La collezione nel complesso è estremamente femminile e solo a tratti riprende il gusto fetish del Maestro.
Focus sul punto vita, strizzato, esaltato, da qui partono gonne a balze civettuole, iper decorate, ricamate, plissettate.
I  look sfociano nella couture: corpetti stretti, lavorazioni laser sulla  pelle e ricami complessi, si apre con il completo rifinito con volant  che sfumano verso l'oro, la vita è stretta dalla cintura sagomata, dal  panna si scivola verso l'oro mantenendo spalle sagomate, gonne al  ginocchio e tessuti intrecciati.

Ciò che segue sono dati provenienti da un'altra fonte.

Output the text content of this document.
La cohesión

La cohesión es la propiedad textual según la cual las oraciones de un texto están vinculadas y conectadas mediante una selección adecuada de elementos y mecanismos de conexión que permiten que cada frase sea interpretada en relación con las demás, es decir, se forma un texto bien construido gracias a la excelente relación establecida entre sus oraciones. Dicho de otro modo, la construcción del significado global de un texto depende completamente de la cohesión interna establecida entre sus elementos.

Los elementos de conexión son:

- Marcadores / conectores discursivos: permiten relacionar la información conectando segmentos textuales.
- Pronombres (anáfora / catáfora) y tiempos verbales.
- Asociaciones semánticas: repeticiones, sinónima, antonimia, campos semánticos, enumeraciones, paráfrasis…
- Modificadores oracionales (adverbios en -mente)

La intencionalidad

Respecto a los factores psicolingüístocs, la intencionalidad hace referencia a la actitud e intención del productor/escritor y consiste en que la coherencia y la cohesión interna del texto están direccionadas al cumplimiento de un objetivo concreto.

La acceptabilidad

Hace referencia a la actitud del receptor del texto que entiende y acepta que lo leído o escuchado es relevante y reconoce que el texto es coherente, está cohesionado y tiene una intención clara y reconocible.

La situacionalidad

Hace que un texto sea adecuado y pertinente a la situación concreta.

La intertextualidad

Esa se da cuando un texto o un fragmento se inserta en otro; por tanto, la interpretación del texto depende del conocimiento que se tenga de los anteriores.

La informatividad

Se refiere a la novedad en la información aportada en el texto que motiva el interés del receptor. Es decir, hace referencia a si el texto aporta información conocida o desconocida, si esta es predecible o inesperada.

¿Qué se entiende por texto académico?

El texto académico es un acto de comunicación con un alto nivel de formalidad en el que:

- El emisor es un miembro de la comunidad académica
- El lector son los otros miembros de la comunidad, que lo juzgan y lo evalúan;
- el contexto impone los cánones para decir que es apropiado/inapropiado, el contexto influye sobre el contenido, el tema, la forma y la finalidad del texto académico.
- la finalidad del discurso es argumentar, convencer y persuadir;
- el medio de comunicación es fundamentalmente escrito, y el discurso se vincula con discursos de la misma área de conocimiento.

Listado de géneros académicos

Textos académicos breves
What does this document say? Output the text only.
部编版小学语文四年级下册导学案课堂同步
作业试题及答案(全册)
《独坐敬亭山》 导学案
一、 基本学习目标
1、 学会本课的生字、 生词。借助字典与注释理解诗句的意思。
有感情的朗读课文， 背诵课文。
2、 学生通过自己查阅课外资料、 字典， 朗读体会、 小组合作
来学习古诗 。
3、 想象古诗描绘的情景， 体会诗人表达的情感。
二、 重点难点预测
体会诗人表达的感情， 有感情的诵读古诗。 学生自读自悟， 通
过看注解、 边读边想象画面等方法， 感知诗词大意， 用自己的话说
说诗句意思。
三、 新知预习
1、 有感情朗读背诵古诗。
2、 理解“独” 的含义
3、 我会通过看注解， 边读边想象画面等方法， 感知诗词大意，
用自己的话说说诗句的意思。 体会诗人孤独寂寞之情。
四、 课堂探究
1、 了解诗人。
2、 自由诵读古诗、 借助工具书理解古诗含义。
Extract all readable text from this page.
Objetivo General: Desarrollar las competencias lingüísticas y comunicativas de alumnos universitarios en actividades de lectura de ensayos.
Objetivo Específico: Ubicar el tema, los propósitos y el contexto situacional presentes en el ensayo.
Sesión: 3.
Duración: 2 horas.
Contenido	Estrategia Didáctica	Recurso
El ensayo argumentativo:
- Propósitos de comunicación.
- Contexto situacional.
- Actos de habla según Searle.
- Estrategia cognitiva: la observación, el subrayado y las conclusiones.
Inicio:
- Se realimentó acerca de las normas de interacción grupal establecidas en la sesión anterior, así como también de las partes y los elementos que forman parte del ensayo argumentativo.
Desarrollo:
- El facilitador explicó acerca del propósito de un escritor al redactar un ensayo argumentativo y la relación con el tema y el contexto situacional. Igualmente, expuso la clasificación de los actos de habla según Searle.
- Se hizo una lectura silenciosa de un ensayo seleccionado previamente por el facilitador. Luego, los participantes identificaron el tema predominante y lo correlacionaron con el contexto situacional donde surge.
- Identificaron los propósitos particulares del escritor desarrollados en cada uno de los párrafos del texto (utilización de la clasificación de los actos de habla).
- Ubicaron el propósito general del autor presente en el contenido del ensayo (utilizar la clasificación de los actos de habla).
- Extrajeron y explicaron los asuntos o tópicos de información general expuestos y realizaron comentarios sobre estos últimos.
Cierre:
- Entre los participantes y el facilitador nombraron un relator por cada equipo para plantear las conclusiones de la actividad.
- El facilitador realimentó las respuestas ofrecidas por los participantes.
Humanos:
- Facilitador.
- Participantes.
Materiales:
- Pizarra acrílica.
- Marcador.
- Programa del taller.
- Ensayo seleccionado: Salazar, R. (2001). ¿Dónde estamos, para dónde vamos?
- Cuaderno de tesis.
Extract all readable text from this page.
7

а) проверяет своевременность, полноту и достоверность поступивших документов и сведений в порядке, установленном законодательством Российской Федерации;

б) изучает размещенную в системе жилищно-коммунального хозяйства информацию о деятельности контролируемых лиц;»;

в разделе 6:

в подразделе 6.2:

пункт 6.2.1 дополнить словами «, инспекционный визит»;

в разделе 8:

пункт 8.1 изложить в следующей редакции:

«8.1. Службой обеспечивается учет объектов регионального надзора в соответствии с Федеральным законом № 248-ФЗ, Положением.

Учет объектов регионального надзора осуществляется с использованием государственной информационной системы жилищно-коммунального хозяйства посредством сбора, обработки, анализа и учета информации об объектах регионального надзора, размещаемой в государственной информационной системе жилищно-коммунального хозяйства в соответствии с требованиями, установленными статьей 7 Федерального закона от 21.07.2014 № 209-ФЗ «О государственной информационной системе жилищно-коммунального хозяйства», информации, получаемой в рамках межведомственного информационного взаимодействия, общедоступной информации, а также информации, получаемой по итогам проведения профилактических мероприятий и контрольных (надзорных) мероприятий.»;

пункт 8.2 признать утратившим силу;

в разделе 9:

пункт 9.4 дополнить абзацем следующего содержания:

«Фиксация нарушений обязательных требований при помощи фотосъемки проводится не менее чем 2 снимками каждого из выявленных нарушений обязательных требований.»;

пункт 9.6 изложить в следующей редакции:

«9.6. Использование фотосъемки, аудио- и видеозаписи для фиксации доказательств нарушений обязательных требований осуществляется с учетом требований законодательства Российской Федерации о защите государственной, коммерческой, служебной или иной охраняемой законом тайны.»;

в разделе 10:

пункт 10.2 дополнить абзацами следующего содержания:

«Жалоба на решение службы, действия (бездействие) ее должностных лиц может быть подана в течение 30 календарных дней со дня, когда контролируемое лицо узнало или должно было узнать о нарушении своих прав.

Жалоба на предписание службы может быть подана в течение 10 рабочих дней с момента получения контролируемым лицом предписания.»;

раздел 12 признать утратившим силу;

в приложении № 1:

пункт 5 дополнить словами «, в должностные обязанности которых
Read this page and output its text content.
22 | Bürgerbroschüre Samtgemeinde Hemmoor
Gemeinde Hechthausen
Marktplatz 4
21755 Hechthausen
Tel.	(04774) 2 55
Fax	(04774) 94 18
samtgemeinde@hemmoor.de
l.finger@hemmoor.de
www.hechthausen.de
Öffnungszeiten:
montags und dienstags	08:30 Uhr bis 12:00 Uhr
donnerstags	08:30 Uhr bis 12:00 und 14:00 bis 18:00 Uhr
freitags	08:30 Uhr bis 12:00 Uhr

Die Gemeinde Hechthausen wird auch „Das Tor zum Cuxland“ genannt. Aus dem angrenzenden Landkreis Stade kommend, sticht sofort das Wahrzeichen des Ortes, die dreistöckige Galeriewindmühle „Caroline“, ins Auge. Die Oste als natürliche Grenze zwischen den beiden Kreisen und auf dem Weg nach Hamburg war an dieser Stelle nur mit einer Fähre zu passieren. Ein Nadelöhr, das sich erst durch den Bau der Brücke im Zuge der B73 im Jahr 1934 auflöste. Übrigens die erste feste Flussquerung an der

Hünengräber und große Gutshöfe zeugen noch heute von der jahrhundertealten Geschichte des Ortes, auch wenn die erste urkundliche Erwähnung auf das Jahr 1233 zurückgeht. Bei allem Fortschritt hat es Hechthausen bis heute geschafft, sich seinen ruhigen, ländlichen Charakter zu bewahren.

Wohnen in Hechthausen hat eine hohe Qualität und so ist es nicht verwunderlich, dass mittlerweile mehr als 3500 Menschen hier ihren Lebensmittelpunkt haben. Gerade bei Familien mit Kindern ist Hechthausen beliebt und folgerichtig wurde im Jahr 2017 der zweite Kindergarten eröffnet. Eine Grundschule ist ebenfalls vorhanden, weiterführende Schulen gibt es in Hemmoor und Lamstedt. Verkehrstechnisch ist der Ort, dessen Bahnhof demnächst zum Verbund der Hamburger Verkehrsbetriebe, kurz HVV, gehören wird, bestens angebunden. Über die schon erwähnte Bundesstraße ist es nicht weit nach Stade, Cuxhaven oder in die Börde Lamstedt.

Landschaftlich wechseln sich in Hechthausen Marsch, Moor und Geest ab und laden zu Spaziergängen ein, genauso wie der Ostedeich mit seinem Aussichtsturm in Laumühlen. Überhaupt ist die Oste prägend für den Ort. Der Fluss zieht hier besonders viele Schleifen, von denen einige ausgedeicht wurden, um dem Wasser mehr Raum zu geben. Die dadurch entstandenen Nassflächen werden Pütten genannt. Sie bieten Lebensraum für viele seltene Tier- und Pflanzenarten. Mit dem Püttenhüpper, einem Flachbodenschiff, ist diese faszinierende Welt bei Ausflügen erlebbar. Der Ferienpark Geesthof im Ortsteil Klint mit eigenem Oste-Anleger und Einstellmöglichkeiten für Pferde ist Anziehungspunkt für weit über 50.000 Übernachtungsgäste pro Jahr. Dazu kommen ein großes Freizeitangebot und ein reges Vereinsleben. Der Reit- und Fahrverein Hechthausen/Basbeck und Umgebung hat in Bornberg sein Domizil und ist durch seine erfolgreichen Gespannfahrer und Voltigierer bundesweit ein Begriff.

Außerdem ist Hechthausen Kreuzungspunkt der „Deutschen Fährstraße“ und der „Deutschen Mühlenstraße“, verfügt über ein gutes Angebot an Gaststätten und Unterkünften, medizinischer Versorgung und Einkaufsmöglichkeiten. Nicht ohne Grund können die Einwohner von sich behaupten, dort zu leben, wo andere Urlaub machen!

L'abito rosa baby osa scolli arditi, la lingerie di pizzo è in mostra,  si passa alle lavorazioni più complesse, i tessuti creano nuvole,  petali, volume, i corpetti sono stretti da fiocchi o da gioielli decoro.
La  pelle tagliata si appoggia ai vestiti e sale fino alle maschere,  l'abito lungo si copre con una mantella tempestata di perle, mentre lo  chiffon viene sovrapposto, tagliato, l'effetto è mozzafiato.